NC for this post.
I’ve had a difficult life. Lifelong disabilities that weren’t diagnosed until my 30s. Very unhappy childhood as a result - bullying, social difficulties, parents used to shout at me a lot, accuse me of lying about things, often called me a wicked child. Sexually abused as a teen by a family friend.
Struggled through uni - treated very badly by men. Made very few friends and fouled up my degree.
Have worked constantly but found working relationships very difficult. Never really had any success professionally, but doing averagely ok.
No relationships since uni because men terrify me. But met a man in my late 30s.after a long time I feel safe with him. Stability and as close to happiness as ive been. We have a child together.
Over the past few years I have made some friends. Not particularly close, but we go out once every few months. Also made a few new friends with school mums, but one ended spectacularly badly - I’ve posted about it on here before. General consensus was she bullied me. A significant number of mums also blank me completely. I presume, because they are the ‘yummy mummies’ its because I’m fat and ugly. Or my disabilities are more obvious than I thought. For several years I’ve said hello but they blank me consistently.
The school stuff, among other things, has had a really negative and prolonged effect on me. I now feel overwhelmed by any interaction with people. That somehow I am black inside and people can see this.
I can feel old thoughts and behaviors surfacing.

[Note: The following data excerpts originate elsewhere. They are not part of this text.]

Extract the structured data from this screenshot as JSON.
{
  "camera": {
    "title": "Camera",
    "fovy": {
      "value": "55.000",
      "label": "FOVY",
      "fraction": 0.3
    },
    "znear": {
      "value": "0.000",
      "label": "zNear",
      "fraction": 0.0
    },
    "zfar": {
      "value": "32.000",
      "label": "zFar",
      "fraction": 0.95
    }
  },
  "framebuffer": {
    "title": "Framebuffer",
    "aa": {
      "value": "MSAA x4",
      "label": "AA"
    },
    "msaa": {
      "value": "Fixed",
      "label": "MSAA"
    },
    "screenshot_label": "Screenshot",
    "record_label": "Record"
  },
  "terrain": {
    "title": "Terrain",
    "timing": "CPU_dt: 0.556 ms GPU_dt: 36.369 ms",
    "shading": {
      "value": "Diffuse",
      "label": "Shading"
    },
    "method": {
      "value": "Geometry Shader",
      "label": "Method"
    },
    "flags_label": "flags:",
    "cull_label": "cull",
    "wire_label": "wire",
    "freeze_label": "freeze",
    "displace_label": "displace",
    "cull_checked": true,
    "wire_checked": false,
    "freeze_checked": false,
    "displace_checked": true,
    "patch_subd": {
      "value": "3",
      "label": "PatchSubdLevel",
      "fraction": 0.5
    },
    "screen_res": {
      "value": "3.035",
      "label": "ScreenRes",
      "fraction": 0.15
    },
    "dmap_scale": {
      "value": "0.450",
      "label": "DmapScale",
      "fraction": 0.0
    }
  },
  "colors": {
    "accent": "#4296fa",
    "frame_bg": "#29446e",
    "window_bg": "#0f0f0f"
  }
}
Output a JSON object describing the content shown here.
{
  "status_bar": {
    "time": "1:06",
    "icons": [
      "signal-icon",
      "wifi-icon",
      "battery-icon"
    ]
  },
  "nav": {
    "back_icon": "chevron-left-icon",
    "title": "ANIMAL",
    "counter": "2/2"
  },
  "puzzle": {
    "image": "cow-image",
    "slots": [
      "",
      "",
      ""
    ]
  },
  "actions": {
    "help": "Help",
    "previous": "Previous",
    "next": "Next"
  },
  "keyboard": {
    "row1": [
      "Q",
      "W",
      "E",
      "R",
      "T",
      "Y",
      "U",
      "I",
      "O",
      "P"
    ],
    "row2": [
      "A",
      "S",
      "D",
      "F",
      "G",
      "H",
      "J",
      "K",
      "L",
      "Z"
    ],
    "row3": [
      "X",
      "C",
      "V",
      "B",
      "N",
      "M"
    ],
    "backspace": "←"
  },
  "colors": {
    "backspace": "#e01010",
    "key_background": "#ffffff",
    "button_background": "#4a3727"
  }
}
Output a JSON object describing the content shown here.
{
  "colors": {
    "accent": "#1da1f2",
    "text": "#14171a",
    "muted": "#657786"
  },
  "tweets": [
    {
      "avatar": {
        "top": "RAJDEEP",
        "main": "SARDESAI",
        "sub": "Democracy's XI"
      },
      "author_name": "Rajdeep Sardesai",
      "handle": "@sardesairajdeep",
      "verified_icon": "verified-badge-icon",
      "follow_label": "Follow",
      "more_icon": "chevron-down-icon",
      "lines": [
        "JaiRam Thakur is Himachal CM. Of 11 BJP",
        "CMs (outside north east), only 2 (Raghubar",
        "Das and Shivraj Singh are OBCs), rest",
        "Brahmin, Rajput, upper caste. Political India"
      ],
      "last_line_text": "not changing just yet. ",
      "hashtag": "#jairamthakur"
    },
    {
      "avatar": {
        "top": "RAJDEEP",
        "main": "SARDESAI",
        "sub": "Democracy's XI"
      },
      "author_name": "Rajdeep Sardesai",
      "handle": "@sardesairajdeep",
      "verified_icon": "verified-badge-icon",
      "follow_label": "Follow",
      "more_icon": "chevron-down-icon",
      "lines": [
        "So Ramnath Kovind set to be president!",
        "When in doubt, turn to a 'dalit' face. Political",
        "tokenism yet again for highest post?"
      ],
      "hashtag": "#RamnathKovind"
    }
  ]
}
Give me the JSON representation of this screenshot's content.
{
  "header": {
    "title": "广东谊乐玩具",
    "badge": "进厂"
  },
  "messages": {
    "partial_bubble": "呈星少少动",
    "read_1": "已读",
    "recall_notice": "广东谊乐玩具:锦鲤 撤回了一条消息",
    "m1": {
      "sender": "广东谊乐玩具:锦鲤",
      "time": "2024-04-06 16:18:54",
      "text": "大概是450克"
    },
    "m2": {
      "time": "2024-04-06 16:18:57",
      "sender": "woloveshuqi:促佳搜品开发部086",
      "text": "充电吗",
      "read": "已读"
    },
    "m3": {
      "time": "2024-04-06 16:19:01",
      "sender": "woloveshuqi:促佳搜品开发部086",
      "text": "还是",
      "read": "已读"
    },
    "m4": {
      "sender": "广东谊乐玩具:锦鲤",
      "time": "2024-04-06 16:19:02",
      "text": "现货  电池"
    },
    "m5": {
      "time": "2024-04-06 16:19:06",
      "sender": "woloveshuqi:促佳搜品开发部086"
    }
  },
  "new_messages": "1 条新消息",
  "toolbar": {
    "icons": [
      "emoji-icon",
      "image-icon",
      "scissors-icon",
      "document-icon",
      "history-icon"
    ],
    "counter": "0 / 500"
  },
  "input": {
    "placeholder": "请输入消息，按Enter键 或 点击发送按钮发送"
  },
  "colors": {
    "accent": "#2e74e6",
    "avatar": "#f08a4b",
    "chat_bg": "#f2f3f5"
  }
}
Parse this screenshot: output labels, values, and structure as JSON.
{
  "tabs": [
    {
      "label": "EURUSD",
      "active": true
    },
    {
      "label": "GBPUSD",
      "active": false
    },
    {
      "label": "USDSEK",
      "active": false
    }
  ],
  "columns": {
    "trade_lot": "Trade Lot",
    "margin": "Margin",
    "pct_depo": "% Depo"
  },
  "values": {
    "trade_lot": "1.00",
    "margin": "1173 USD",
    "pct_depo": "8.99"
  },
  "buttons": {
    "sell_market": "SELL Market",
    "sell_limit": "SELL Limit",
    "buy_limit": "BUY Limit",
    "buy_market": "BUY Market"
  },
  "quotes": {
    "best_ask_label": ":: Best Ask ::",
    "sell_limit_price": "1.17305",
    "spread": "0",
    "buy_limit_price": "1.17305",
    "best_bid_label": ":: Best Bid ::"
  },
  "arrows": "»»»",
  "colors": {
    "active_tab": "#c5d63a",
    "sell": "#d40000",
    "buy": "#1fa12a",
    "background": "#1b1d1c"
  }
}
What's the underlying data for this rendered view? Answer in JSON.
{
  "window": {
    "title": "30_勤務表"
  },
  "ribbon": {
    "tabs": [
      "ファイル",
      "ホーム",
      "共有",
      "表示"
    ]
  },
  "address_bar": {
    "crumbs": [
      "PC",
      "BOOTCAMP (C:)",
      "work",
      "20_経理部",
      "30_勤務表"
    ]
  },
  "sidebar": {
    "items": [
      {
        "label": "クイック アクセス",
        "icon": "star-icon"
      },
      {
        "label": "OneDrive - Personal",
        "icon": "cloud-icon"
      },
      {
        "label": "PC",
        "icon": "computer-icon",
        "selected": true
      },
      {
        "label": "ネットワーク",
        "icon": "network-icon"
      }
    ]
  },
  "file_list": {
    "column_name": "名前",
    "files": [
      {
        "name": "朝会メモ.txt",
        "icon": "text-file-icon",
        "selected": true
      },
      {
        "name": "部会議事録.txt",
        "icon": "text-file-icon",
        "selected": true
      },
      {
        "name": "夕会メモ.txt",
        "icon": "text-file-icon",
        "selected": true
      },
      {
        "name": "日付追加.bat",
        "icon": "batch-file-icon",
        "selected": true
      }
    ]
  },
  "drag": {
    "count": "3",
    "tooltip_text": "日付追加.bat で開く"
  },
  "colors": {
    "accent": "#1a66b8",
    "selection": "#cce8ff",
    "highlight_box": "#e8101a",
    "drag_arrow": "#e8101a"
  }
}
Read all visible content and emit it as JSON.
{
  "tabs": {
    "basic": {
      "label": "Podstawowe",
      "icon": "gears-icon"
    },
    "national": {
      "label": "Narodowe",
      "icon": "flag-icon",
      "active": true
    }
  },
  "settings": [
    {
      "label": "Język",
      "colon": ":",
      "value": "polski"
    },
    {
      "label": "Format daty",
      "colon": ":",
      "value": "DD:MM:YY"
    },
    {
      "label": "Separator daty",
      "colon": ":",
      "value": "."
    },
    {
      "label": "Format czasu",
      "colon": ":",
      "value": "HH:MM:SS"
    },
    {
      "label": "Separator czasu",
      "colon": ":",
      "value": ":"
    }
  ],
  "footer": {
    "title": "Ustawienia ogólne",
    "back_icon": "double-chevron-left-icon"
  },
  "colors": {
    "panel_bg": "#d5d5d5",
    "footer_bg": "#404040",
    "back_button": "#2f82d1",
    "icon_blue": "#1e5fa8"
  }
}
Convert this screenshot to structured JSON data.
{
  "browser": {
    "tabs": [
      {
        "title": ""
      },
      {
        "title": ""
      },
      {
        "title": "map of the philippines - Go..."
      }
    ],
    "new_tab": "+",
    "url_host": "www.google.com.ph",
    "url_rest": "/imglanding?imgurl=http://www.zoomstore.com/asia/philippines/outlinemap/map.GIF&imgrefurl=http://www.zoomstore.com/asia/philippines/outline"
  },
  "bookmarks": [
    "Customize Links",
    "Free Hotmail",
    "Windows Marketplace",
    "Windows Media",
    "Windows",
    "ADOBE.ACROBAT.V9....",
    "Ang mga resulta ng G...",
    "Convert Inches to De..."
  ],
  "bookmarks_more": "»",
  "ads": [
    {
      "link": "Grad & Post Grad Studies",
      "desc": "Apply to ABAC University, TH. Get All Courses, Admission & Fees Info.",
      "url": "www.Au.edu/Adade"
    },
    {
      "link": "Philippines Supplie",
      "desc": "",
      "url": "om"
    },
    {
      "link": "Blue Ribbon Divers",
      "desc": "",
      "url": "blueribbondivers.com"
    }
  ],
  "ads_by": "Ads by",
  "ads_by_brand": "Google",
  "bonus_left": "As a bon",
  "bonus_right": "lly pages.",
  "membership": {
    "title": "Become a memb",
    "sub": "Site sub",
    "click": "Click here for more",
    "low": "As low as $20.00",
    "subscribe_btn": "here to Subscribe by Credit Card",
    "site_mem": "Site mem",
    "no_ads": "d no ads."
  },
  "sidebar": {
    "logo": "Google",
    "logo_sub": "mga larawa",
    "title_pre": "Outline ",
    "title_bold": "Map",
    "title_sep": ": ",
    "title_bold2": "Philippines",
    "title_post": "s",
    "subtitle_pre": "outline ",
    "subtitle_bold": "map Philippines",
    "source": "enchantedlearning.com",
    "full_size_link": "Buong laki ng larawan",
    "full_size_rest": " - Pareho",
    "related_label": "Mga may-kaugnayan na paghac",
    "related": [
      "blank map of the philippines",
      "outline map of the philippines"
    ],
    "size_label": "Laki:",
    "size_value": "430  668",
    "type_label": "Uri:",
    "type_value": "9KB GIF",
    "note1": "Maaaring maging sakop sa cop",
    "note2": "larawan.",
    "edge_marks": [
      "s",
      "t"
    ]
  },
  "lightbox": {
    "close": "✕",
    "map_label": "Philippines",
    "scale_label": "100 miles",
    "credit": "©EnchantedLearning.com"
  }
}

Withdrawing, the feeling or irrational anger and self sabotage. Very similar to how I was in my 20s. But now I have a family to think about. I don’t want to affect them, and I wonder if it’s ok to withdraw from all other relationships to focus on them. I cant cope with them but I don’t want to feel hated. I’ve always been very unpopular and I will struggle to make friends again. I don’t think my friends think of our friendships as particularly close, so I hope me withdrawing won’t cause them upset.
Work is also taking a lot of my energy and I feel spent, with nothing else to give.
I’m already having therapy sessions.For reasons that are outing, cannot be prescribed antidepressants.
I want to make it clear that I do not feel suicidal. I just want to withdraw from parts of my life to make it more bearable.
Please be gentle, even if you think I’m a naval gazing waste of space.